Alternatively, people may themselves conclude that a given self-view is dysfunctional or obsolete and take steps to change it. Consider, for example, a woman who decides that her negative self-views have led her to tolerate abusive relationship partners. When she realizes that such partners are making her miserable, she may seek therapy. In the hands of a skilled therapist, she may develop more favorable self-views which, in turn, steer her toward more positive relationship partners with whom she may cultivate healthier relationships. Alternatively, when a woman who is uncertain about her negative self-concept enters a relationship with a partner who is certain that she deserves to view herself more positively, that woman will tend to improve the self-concept.

==Criticism==
Critics have argued that self-verification processes are relatively rare, manifesting themselves only among people with terribly negative self views.

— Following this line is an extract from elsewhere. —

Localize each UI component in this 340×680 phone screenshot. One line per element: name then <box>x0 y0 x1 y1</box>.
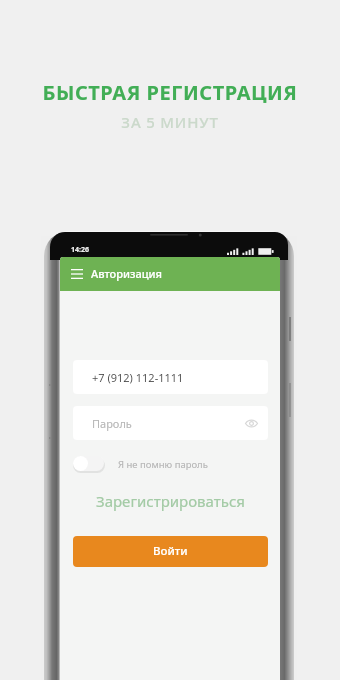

In support of this viewpoint, critics cite hundreds of studies indicating that people prefer, seek and value positive evaluations more than negative ones. Such skeptical assessments overlook three important points. First, because most people have relatively positive self-views, evidence of a preference for positive evaluations in unselected samples may in reality reflect a preference for evaluations that are self-verifying, because for such individuals self-verification and positivity strivings are indistinguishable. No number of studies of participants with positive self-views can determine whether self-verification or self-enhancement strivings are more common. Second, self-verification strivings are not limited to people with globally negative self-views; even people with high self-esteem seek negative evaluations about their flaws. Finally, even people with positive self-views appear to be uncomfortable with overly positive evaluations. For example, people with moderately positive self-views withdraw from spouses who evaluate them in an exceptionally positive manner.

Other critics have suggested that when people with negative self-views seek unfavorable evaluations, they do so as a means of avoiding truly negative evaluations or for purposes of self-improvement, with the idea being that this will enable them to obtain positive evaluations down the road. Tests of this idea have failed to support it. For example, just as people with negative self-views choose self-verifying, negative evaluators even when the alternative is being in another experiment, they choose to be in another experiment rather than interact with someone who evaluates them positively. Also, people with negative self-views are most intimate with spouses who evaluate them negatively, despite the fact that these spouses are relatively unlikely to enable them to improve themselves. Finally, in a study of people's thought processes as they chose interaction partners, people with negative self-views indicated that they chose negative evaluators because such partners seemed likely to confirm their self-views (an epistemic consideration) and interact smoothly with them (a pragmatic consideration); self-improvement was rarely mentioned.